Under this statute, if as we have concluded in this case, in personam jurisdiction exists under federal due process, it exists as well under the law of Pennsylvania.

*142Having concluded that the basis for in personam jurisdiction exists in this case over defendant, and that defendant is thus amenable to service in Pennsylvania, we conclude as well that the service made in this case upon Applebaum was a valid method or manner of service of defendant under F.R.C.P. 4 (d)(3), which provides that service upon a foreign corporation may be made

“ . . . by delivering a copy of the summons and of the complaint to an officer, a managing or general agent, or to any other agent authorized by appointment or by law to receive service of process. ...”

In the instant case, Applebaum as de facto controller of defendant qualifies in our judgment under the “managing or general agent” category of 4(d)(3). It is generally held that if a nonresident corporation conducts activity within a state sufficient to permit in personam jurisdiction, a person in charge of those activities qualifies as a managing or general agent for purposes of 4(d)(3). 2 Moore’s Fed. Practice § 4.22(2), p. 1124 (2d ed. 1974). As noted above, in our opinion defendant conducts sufficient activity in Pennsylvania to permit in personam jurisdiction here, and Applebaum by his own admission stands in charge of these activities.

More important than Applebaum’s designation as managing or general agent, however, is simply his position of authority and responsibility vis-a-vis defendant. The courts in applying 4(d) (3) to any given case have concerned themselves not with the formal designation of the recipient of service, but rather with whether such recipient occupies a position of sufficient responsibility and authority that it is reasonable to assume he will transmit the summons and complaint to those persons responsible for directing the corporation’s response to the action. See e. g., Nugey v. Paul-Lewis Laboratories, Inc., 132 F.Supp. 448 (S.D.N.Y.1955), where the Court held service valid upon an out-of-state corporation by virtue of service upon an individual who merely solicited orders for and otherwise represented the corporation within the state, even though not an employee of the corporation. Indeed, in Den Heijher v. Erie Railroad Co., 171 F.Supp. 174 (S.D.N.Y.1959), the Court held service valid upon a foreign defendant railroad company where the plaintiff had served the station agent of another railroad company which by agreement handled the defendant’s passenger and freight traffic in the forum state. See also 2 Moore’s Fed. Practice § 4.22(2) (2d ed. 1974).

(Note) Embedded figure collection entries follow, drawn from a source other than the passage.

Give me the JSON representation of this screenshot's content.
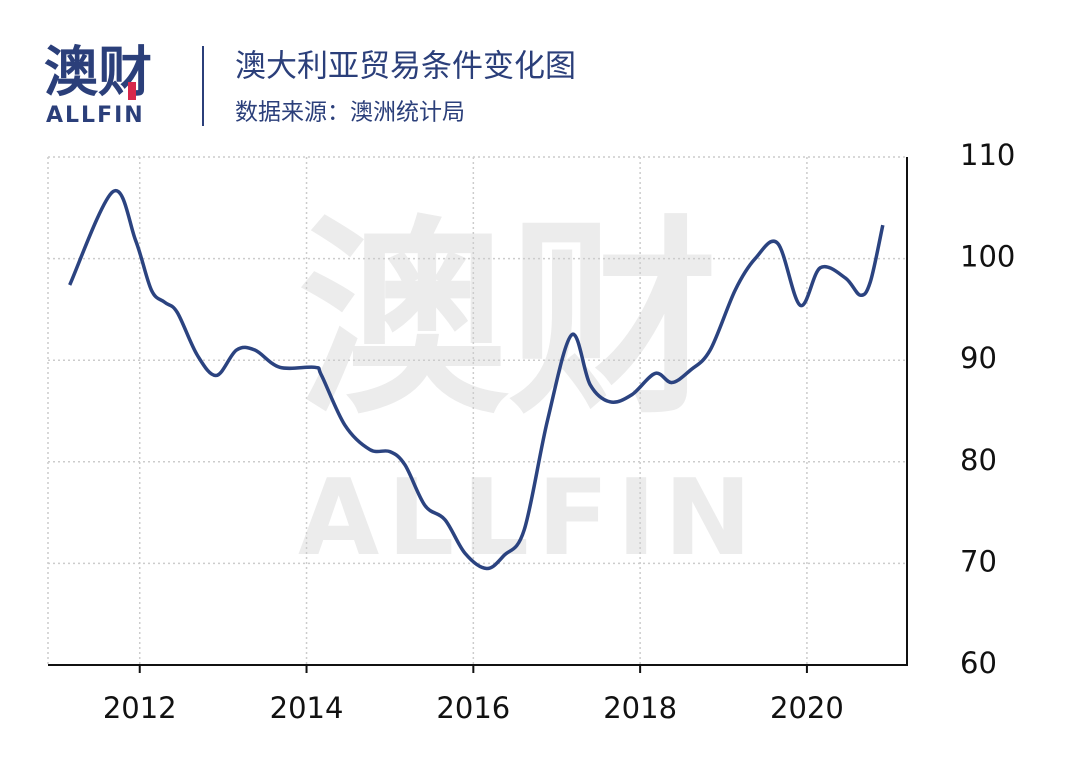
{
  "logo": {
    "name": "澳财",
    "sub": "ALLFIN"
  },
  "chart_data": {
    "type": "line",
    "title": "澳大利亚贸易条件变化图",
    "subtitle": "数据来源：澳洲统计局",
    "watermark": {
      "name": "澳财",
      "sub": "ALLFIN"
    },
    "x": [
      2011.16,
      2011.68,
      2011.95,
      2012.14,
      2012.3,
      2012.45,
      2012.69,
      2012.92,
      2013.16,
      2013.38,
      2013.68,
      2014.1,
      2014.18,
      2014.46,
      2014.76,
      2015.0,
      2015.18,
      2015.42,
      2015.66,
      2015.9,
      2016.16,
      2016.37,
      2016.61,
      2016.89,
      2017.18,
      2017.4,
      2017.64,
      2017.9,
      2018.18,
      2018.38,
      2018.6,
      2018.84,
      2019.14,
      2019.38,
      2019.65,
      2019.92,
      2020.16,
      2020.46,
      2020.64,
      2020.76,
      2020.91
    ],
    "series": [
      {
        "name": "贸易条件",
        "color": "#2b4380",
        "values": [
          97.4,
          106.6,
          101.8,
          96.9,
          95.7,
          94.7,
          90.5,
          88.5,
          91,
          91,
          89.3,
          89.3,
          88.5,
          83.6,
          81.2,
          81,
          79.7,
          75.7,
          74.3,
          71,
          69.5,
          70.8,
          73.3,
          84.1,
          92.5,
          87.6,
          85.9,
          86.6,
          88.7,
          87.8,
          89,
          91,
          96.9,
          100,
          101.5,
          95.4,
          99.1,
          98.1,
          96.4,
          97.7,
          103.3
        ]
      }
    ],
    "xlim": [
      2010.9,
      2021.2
    ],
    "xticks": [
      2012,
      2014,
      2016,
      2018,
      2020
    ],
    "ylim": [
      60,
      110
    ],
    "yticks": [
      60,
      70,
      80,
      90,
      100,
      110
    ],
    "grid": true
  }
}
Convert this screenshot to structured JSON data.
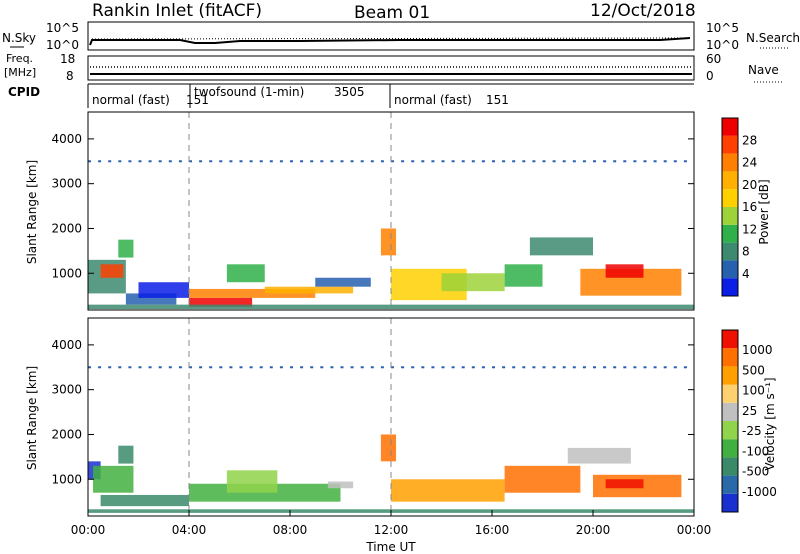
{
  "header": {
    "station": "Rankin Inlet (fitACF)",
    "beam": "Beam 01",
    "date": "12/Oct/2018"
  },
  "noise_panel": {
    "left_label": "N.Sky",
    "right_label": "N.Search",
    "left_ticks": [
      "10^5",
      "10^0"
    ],
    "right_ticks": [
      "10^5",
      "10^0"
    ]
  },
  "freq_panel": {
    "left_label_1": "Freq.",
    "left_label_2": "[MHz]",
    "right_label": "Nave",
    "left_ticks": [
      "18",
      "8"
    ],
    "right_ticks": [
      "60",
      "0"
    ]
  },
  "cpid_panel": {
    "label": "CPID",
    "segments": [
      {
        "name": "normal (fast)",
        "id": "151",
        "start_hour": 0,
        "end_hour": 4
      },
      {
        "name": "twofsound (1-min)",
        "id": "3505",
        "start_hour": 4,
        "end_hour": 12
      },
      {
        "name": "normal (fast)",
        "id": "151",
        "start_hour": 12,
        "end_hour": 24
      }
    ]
  },
  "x_axis": {
    "label": "Time UT",
    "ticks": [
      "00:00",
      "04:00",
      "08:00",
      "12:00",
      "16:00",
      "20:00",
      "00:00"
    ]
  },
  "power_panel": {
    "ylabel": "Slant Range [km]",
    "yticks": [
      "4000",
      "3000",
      "2000",
      "1000"
    ],
    "colorbar_label": "Power [dB]",
    "colorbar_ticks": [
      "28",
      "24",
      "20",
      "16",
      "12",
      "8",
      "4"
    ],
    "colors": [
      "#0a1ee6",
      "#2860b0",
      "#3d8a70",
      "#2fb04a",
      "#9ed23a",
      "#ffd000",
      "#ffb000",
      "#ff8000",
      "#ff4000",
      "#ee0000"
    ]
  },
  "velocity_panel": {
    "ylabel": "Slant Range [km]",
    "yticks": [
      "4000",
      "3000",
      "2000",
      "1000"
    ],
    "colorbar_label": "Velocity [m s⁻¹]",
    "colorbar_ticks": [
      "1000",
      "500",
      "100",
      "25",
      "-25",
      "-100",
      "-500",
      "-1000"
    ],
    "colors": [
      "#1830d0",
      "#2a6aa8",
      "#3a8a6a",
      "#42b040",
      "#8fd44a",
      "#c0c0c0",
      "#ffd070",
      "#ffa000",
      "#ff7000",
      "#ee1000"
    ]
  },
  "chart_data": {
    "type": "heatmap",
    "x_range_hours": [
      0,
      24
    ],
    "y_range_km": [
      180,
      4600
    ],
    "power_patches": [
      {
        "t0": 0.0,
        "t1": 1.5,
        "r0": 550,
        "r1": 1300,
        "color": "#3d8a70"
      },
      {
        "t0": 0.5,
        "t1": 1.4,
        "r0": 900,
        "r1": 1200,
        "color": "#ff4000"
      },
      {
        "t0": 1.2,
        "t1": 1.8,
        "r0": 1350,
        "r1": 1750,
        "color": "#2fb04a"
      },
      {
        "t0": 1.5,
        "t1": 3.5,
        "r0": 300,
        "r1": 550,
        "color": "#2860b0"
      },
      {
        "t0": 2.0,
        "t1": 4.0,
        "r0": 450,
        "r1": 800,
        "color": "#0a1ee6"
      },
      {
        "t0": 4.0,
        "t1": 6.5,
        "r0": 250,
        "r1": 450,
        "color": "#ee0000"
      },
      {
        "t0": 4.0,
        "t1": 9.0,
        "r0": 450,
        "r1": 650,
        "color": "#ff8000"
      },
      {
        "t0": 5.5,
        "t1": 7.0,
        "r0": 800,
        "r1": 1200,
        "color": "#2fb04a"
      },
      {
        "t0": 7.0,
        "t1": 10.5,
        "r0": 550,
        "r1": 700,
        "color": "#ffb000"
      },
      {
        "t0": 9.0,
        "t1": 11.2,
        "r0": 700,
        "r1": 900,
        "color": "#2860b0"
      },
      {
        "t0": 11.6,
        "t1": 12.2,
        "r0": 1400,
        "r1": 2000,
        "color": "#ff8000"
      },
      {
        "t0": 12.0,
        "t1": 15.0,
        "r0": 400,
        "r1": 1100,
        "color": "#ffd000"
      },
      {
        "t0": 14.0,
        "t1": 16.5,
        "r0": 600,
        "r1": 1000,
        "color": "#9ed23a"
      },
      {
        "t0": 16.5,
        "t1": 18.0,
        "r0": 700,
        "r1": 1200,
        "color": "#2fb04a"
      },
      {
        "t0": 17.5,
        "t1": 20.0,
        "r0": 1400,
        "r1": 1800,
        "color": "#3d8a70"
      },
      {
        "t0": 19.5,
        "t1": 23.5,
        "r0": 500,
        "r1": 1100,
        "color": "#ff8000"
      },
      {
        "t0": 20.5,
        "t1": 22.0,
        "r0": 900,
        "r1": 1200,
        "color": "#ee0000"
      },
      {
        "t0": 0.0,
        "t1": 24.0,
        "r0": 200,
        "r1": 300,
        "color": "#3d8a70"
      }
    ],
    "velocity_patches": [
      {
        "t0": 0.0,
        "t1": 0.5,
        "r0": 1000,
        "r1": 1400,
        "color": "#1830d0"
      },
      {
        "t0": 0.2,
        "t1": 1.8,
        "r0": 700,
        "r1": 1300,
        "color": "#42b040"
      },
      {
        "t0": 1.2,
        "t1": 1.8,
        "r0": 1350,
        "r1": 1750,
        "color": "#3a8a6a"
      },
      {
        "t0": 0.5,
        "t1": 4.0,
        "r0": 400,
        "r1": 650,
        "color": "#3a8a6a"
      },
      {
        "t0": 4.0,
        "t1": 10.0,
        "r0": 500,
        "r1": 900,
        "color": "#42b040"
      },
      {
        "t0": 5.5,
        "t1": 7.5,
        "r0": 700,
        "r1": 1200,
        "color": "#8fd44a"
      },
      {
        "t0": 9.5,
        "t1": 10.5,
        "r0": 800,
        "r1": 950,
        "color": "#c0c0c0"
      },
      {
        "t0": 11.6,
        "t1": 12.2,
        "r0": 1400,
        "r1": 2000,
        "color": "#ff7000"
      },
      {
        "t0": 12.0,
        "t1": 16.5,
        "r0": 500,
        "r1": 1000,
        "color": "#ffa000"
      },
      {
        "t0": 16.5,
        "t1": 19.5,
        "r0": 700,
        "r1": 1300,
        "color": "#ff7000"
      },
      {
        "t0": 19.0,
        "t1": 21.5,
        "r0": 1350,
        "r1": 1700,
        "color": "#c0c0c0"
      },
      {
        "t0": 20.0,
        "t1": 23.5,
        "r0": 600,
        "r1": 1100,
        "color": "#ff7000"
      },
      {
        "t0": 20.5,
        "t1": 22.0,
        "r0": 800,
        "r1": 1000,
        "color": "#ee1000"
      },
      {
        "t0": 0.0,
        "t1": 24.0,
        "r0": 250,
        "r1": 330,
        "color": "#3a8a6a"
      }
    ],
    "fov_band_km": 3500
  }
}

In the instant case, Applebaum occupies a position of responsibility with respect to defendant sufficient to justify a reasonable belief that he would transmit notice of the action to the proper individuals in defendant’s corporate structure. It is quite reasonable to believe that an individual who may sign checks for a corporation, and supervises its ledgers, accourits, minute books, and the payment of its bills, will inform the corporation that it has been sued.

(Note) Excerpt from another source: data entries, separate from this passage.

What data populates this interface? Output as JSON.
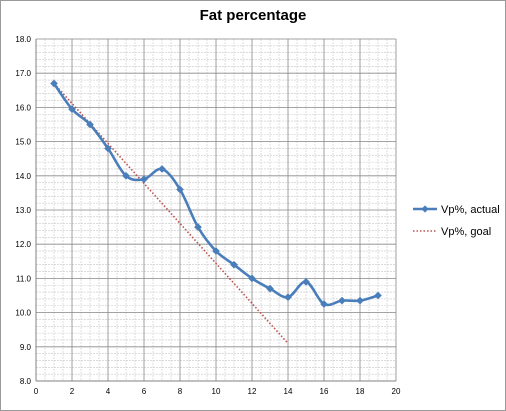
{
  "chart_data": {
    "type": "line",
    "title": "Fat percentage",
    "xlabel": "",
    "ylabel": "",
    "xlim": [
      0,
      20
    ],
    "ylim": [
      8.0,
      18.0
    ],
    "xticks": [
      "0",
      "2",
      "4",
      "6",
      "8",
      "10",
      "12",
      "14",
      "16",
      "18",
      "20"
    ],
    "yticks": [
      "8.0",
      "9.0",
      "10.0",
      "11.0",
      "12.0",
      "13.0",
      "14.0",
      "15.0",
      "16.0",
      "17.0",
      "18.0"
    ],
    "grid": "major and minor",
    "legend_position": "right",
    "series": [
      {
        "name": "Vp%, actual",
        "color": "#4a7ebb",
        "style": "solid with diamond markers",
        "x": [
          1,
          2,
          3,
          4,
          5,
          6,
          7,
          8,
          9,
          10,
          11,
          12,
          13,
          14,
          15,
          16,
          17,
          18,
          19
        ],
        "y": [
          16.7,
          15.95,
          15.5,
          14.8,
          14.0,
          13.9,
          14.2,
          13.6,
          12.5,
          11.8,
          11.4,
          11.0,
          10.7,
          10.45,
          10.9,
          10.25,
          10.35,
          10.35,
          10.5
        ]
      },
      {
        "name": "Vp%, goal",
        "color": "#c0504d",
        "style": "dotted",
        "x": [
          1,
          14
        ],
        "y": [
          16.7,
          9.1
        ]
      }
    ]
  }
}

That plaintiff originally directed service to be made upon Geriatric, rather than upon Applebaum specifically, does not render the service ultimately made upon Applebaum invalid. In certain cases service on a subsidiary may be made by serving the parent, see 2 Moore’s Fed. Practice § 4.25(6), p. 1175, n. 2 (2d ed. 1974). Alternatively, in certain cases one organization or corporation may qualify as the agent for another corporation, and service upon the second corporation may be accomplished by delivery of the summons and complaint to an appropriate person in the first corporation. See 2 Moore’s Fed. Practice § '4.22(2), p. 1126 (2d ed. 1974). We need not, however, decide whether these principles govern the instant case. It suffices in the instant case that whatever the designation plaintiff directed for service, service was in fact made upon an individual whose own activities on behalf of defendant qualified him to re*143ceive service on defendant’s behalf. The service on defendant was therefore valid.

Accordingly, for the above reasons defendant’s motion to quash service must be denied.